If the result is inline, the server MAY include it directly in the step context passed to the next step.

7.2 Reference path (artifact/eventlog)

If the result is stored externally, the server passes only ResultRef into context.

Downstream steps then:

  • pass the ref to a loader tool (e.g., artifact.get, http.get presigned URL, duckdb.scan)
  • or request the server to materialize a view

7.3 Combining pieces

Downstream steps can choose:

  • iterate over parts_as for streaming processing
  • materialize combined_as when needed

8. Pagination + retry + loop example (what gets indexed)
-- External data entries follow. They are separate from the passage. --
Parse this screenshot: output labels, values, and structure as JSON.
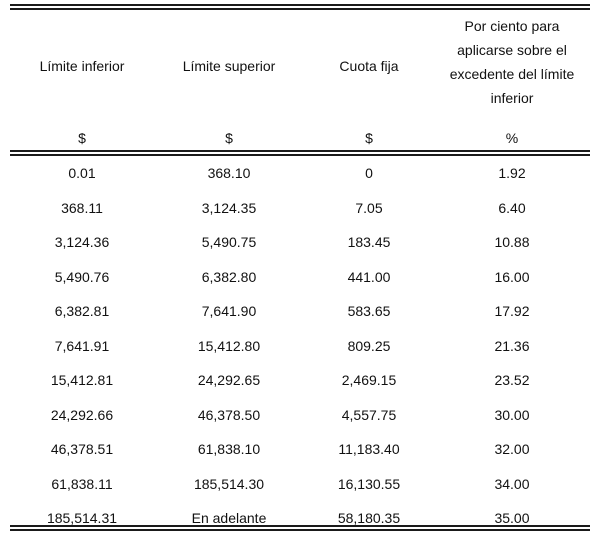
{
  "table": {
    "headers": {
      "lower_limit": "Límite inferior",
      "upper_limit": "Límite superior",
      "fixed_fee": "Cuota fija",
      "percent_lines": [
        "Por ciento para",
        "aplicarse sobre el",
        "excedente del límite",
        "inferior"
      ]
    },
    "units": {
      "lower_limit": "$",
      "upper_limit": "$",
      "fixed_fee": "$",
      "percent": "%"
    },
    "rows": [
      [
        "0.01",
        "368.10",
        "0",
        "1.92"
      ],
      [
        "368.11",
        "3,124.35",
        "7.05",
        "6.40"
      ],
      [
        "3,124.36",
        "5,490.75",
        "183.45",
        "10.88"
      ],
      [
        "5,490.76",
        "6,382.80",
        "441.00",
        "16.00"
      ],
      [
        "6,382.81",
        "7,641.90",
        "583.65",
        "17.92"
      ],
      [
        "7,641.91",
        "15,412.80",
        "809.25",
        "21.36"
      ],
      [
        "15,412.81",
        "24,292.65",
        "2,469.15",
        "23.52"
      ],
      [
        "24,292.66",
        "46,378.50",
        "4,557.75",
        "30.00"
      ],
      [
        "46,378.51",
        "61,838.10",
        "11,183.40",
        "32.00"
      ],
      [
        "61,838.11",
        "185,514.30",
        "16,130.55",
        "34.00"
      ],
      [
        "185,514.31",
        "En adelante",
        "58,180.35",
        "35.00"
      ]
    ]
  }
}
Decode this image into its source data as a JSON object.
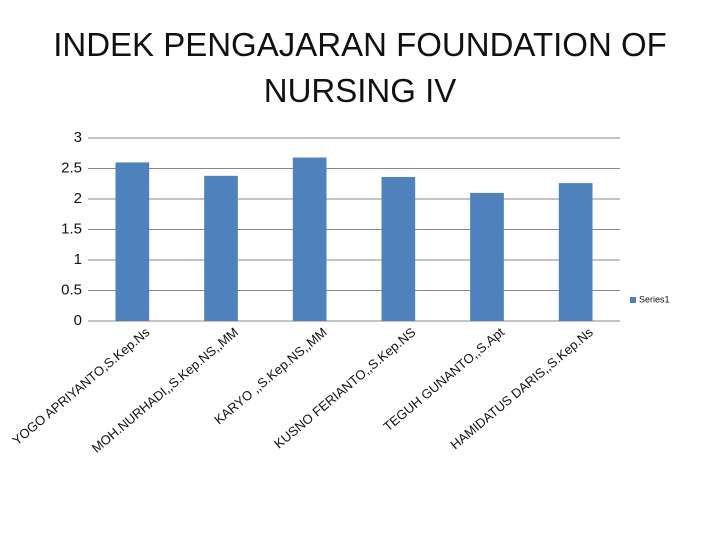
{
  "chart_data": {
    "type": "bar",
    "title": "INDEK PENGAJARAN FOUNDATION OF NURSING IV",
    "categories": [
      "YOGO APRIYANTO,S.Kep.Ns",
      "MOH.NURHADI,,S.Kep.NS,,MM",
      "KARYO ,,S.Kep.NS,,MM",
      "KUSNO FERIANTO,,S.Kep.NS",
      "TEGUH GUNANTO,,S.Apt",
      "HAMIDATUS DARIS,,S.Kep.Ns"
    ],
    "series": [
      {
        "name": "Series1",
        "color": "#4f81bd",
        "values": [
          2.6,
          2.38,
          2.68,
          2.36,
          2.1,
          2.26
        ]
      }
    ],
    "ylim": [
      0,
      3
    ],
    "yticks": [
      0,
      0.5,
      1,
      1.5,
      2,
      2.5,
      3
    ],
    "grid": true,
    "legend": "right"
  }
}
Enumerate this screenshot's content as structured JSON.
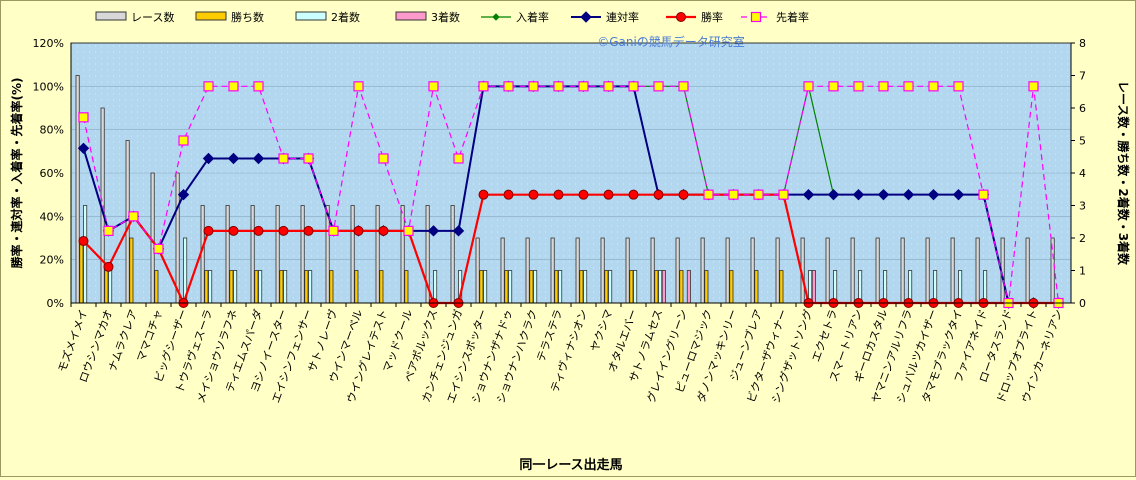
{
  "chart_data": {
    "type": "bar",
    "title": "",
    "watermark": "©Ganiの競馬データ研究室",
    "xlabel": "同一レース出走馬",
    "ylabel_left": "勝率・連対率・入着率・先着率(%)",
    "ylabel_right": "レース数・勝ち数・2着数・3着数",
    "ylim_left": [
      0,
      120
    ],
    "ylim_right": [
      0,
      8
    ],
    "y_ticks_left": [
      "0%",
      "20%",
      "40%",
      "60%",
      "80%",
      "100%",
      "120%"
    ],
    "y_ticks_right": [
      "0",
      "1",
      "2",
      "3",
      "4",
      "5",
      "6",
      "7",
      "8"
    ],
    "grid": true,
    "legend_position": "top",
    "categories": [
      "モズメイメイ",
      "ロウシンマカオ",
      "ナムラクレア",
      "ママコチャ",
      "ビッグシーザー",
      "トウラヴェスーラ",
      "メイショウソラフネ",
      "ティエムスパーダ",
      "ヨシノイースター",
      "エイシンフェンサー",
      "サトノレーヴ",
      "ウインマーベル",
      "ウイングレイテスト",
      "マッドクール",
      "ペアポルックス",
      "カンチェンジュンガ",
      "エイシンスポッター",
      "ショウナンザナドゥ",
      "ショウナンハクラク",
      "テラステラ",
      "ティヴィナシオン",
      "ヤクシマ",
      "オタルエバー",
      "サトノラムセス",
      "グレイイングリーン",
      "ピューロマジック",
      "ダノンマッキンリー",
      "ジューンブレア",
      "ビクターザウィナー",
      "シングザットソング",
      "エクセトラ",
      "スマートリアン",
      "ギーロカスタル",
      "ヤマニンアルリフラ",
      "シュバルツカイザー",
      "タマモブラックタイ",
      "ファイアネイド",
      "ロータスランド",
      "ドロップオブライト",
      "ウインカーネリアン"
    ],
    "series": [
      {
        "name": "レース数",
        "kind": "bar",
        "axis": "right",
        "color": "#d8d8d8",
        "values": [
          7,
          6,
          5,
          4,
          4,
          3,
          3,
          3,
          3,
          3,
          3,
          3,
          3,
          3,
          3,
          3,
          2,
          2,
          2,
          2,
          2,
          2,
          2,
          2,
          2,
          2,
          2,
          2,
          2,
          2,
          2,
          2,
          2,
          2,
          2,
          2,
          2,
          2,
          2,
          2
        ]
      },
      {
        "name": "勝ち数",
        "kind": "bar",
        "axis": "right",
        "color": "#ffcc00",
        "values": [
          2,
          1,
          2,
          1,
          0,
          1,
          1,
          1,
          1,
          1,
          1,
          1,
          1,
          1,
          0,
          0,
          1,
          1,
          1,
          1,
          1,
          1,
          1,
          1,
          1,
          1,
          1,
          1,
          1,
          0,
          0,
          0,
          0,
          0,
          0,
          0,
          0,
          0,
          0,
          0
        ]
      },
      {
        "name": "2着数",
        "kind": "bar",
        "axis": "right",
        "color": "#ccffff",
        "values": [
          3,
          1,
          0,
          0,
          2,
          1,
          1,
          1,
          1,
          1,
          0,
          0,
          0,
          0,
          1,
          1,
          1,
          1,
          1,
          1,
          1,
          1,
          1,
          1,
          0,
          0,
          0,
          0,
          0,
          1,
          1,
          1,
          1,
          1,
          1,
          1,
          1,
          0,
          0,
          0
        ]
      },
      {
        "name": "3着数",
        "kind": "bar",
        "axis": "right",
        "color": "#ff99cc",
        "values": [
          0,
          0,
          0,
          0,
          0,
          0,
          0,
          0,
          0,
          0,
          0,
          0,
          0,
          0,
          0,
          0,
          0,
          0,
          0,
          0,
          0,
          0,
          0,
          1,
          1,
          0,
          0,
          0,
          0,
          1,
          0,
          0,
          0,
          0,
          0,
          0,
          0,
          0,
          0,
          0
        ]
      },
      {
        "name": "入着率",
        "kind": "line",
        "axis": "left",
        "color": "#008000",
        "values": [
          71.4,
          33.3,
          40,
          25,
          50,
          66.7,
          66.7,
          66.7,
          66.7,
          66.7,
          33.3,
          33.3,
          33.3,
          33.3,
          33.3,
          33.3,
          100,
          100,
          100,
          100,
          100,
          100,
          100,
          100,
          100,
          50,
          50,
          50,
          50,
          100,
          50,
          50,
          50,
          50,
          50,
          50,
          50,
          0,
          0,
          0
        ]
      },
      {
        "name": "連対率",
        "kind": "line",
        "axis": "left",
        "color": "#000080",
        "values": [
          71.4,
          33.3,
          40,
          25,
          50,
          66.7,
          66.7,
          66.7,
          66.7,
          66.7,
          33.3,
          33.3,
          33.3,
          33.3,
          33.3,
          33.3,
          100,
          100,
          100,
          100,
          100,
          100,
          100,
          50,
          50,
          50,
          50,
          50,
          50,
          50,
          50,
          50,
          50,
          50,
          50,
          50,
          50,
          0,
          0,
          0
        ]
      },
      {
        "name": "勝率",
        "kind": "line",
        "axis": "left",
        "color": "#ff0000",
        "values": [
          28.6,
          16.7,
          40,
          25,
          0,
          33.3,
          33.3,
          33.3,
          33.3,
          33.3,
          33.3,
          33.3,
          33.3,
          33.3,
          0,
          0,
          50,
          50,
          50,
          50,
          50,
          50,
          50,
          50,
          50,
          50,
          50,
          50,
          50,
          0,
          0,
          0,
          0,
          0,
          0,
          0,
          0,
          0,
          0,
          0
        ]
      },
      {
        "name": "先着率",
        "kind": "line",
        "axis": "left",
        "color": "#ff00ff",
        "values": [
          85.7,
          33.3,
          40,
          25,
          75,
          100,
          100,
          100,
          66.7,
          66.7,
          33.3,
          100,
          66.7,
          33.3,
          100,
          66.7,
          100,
          100,
          100,
          100,
          100,
          100,
          100,
          100,
          100,
          50,
          50,
          50,
          50,
          100,
          100,
          100,
          100,
          100,
          100,
          100,
          50,
          0,
          100,
          0
        ]
      }
    ]
  }
}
A single step with loop + pagination + retry can generate outputs indexed as:

  • By iteration (loop): region=0..N
  • By page (pagination): 1..P
  • By attempt (retry): 1..A

Each tool output maps to a unique tuple:

(execution_id, step_name, iteration, page, attempt, tool_run_id)

This is sufficient to retrieve:

  • “give me page 3 for region 2”
  • “give me all pages for region 2”
  • “give me the final successful attempt for region 2/page 3”
  • “give me the manifest for region 2” (aggregate)

9. Quantum note

Quantum tools often produce large outputs (measurement counts, shots, calibration metadata). Store the body in an artifact store and keep only:

  • job_id
  • backend metadata
  • result refs

in the event log. Manifests work well for shot batches or iterative algorithms.


NoETL separates small results (kept close to events) from large results (stored externally), while keeping the event log authoritative.

Within an event payload, prefer these fields:

  • payload.inputs: rendered input snapshot (safe/redacted)

Result fields:

  • payload.output_inline: small result body (size-capped)
  • payload.output_ref: a ResultRef pointing to externally stored result body
  • payload.preview: truncated sample for UI/debugging

Errors/metadata:

  • payload.error: structured error object
  • payload.meta: free-form metadata (http status, row counts, provider job_id, etc.)

See docs/runtime/results.md for ResultRef schema, manifests, and access patterns.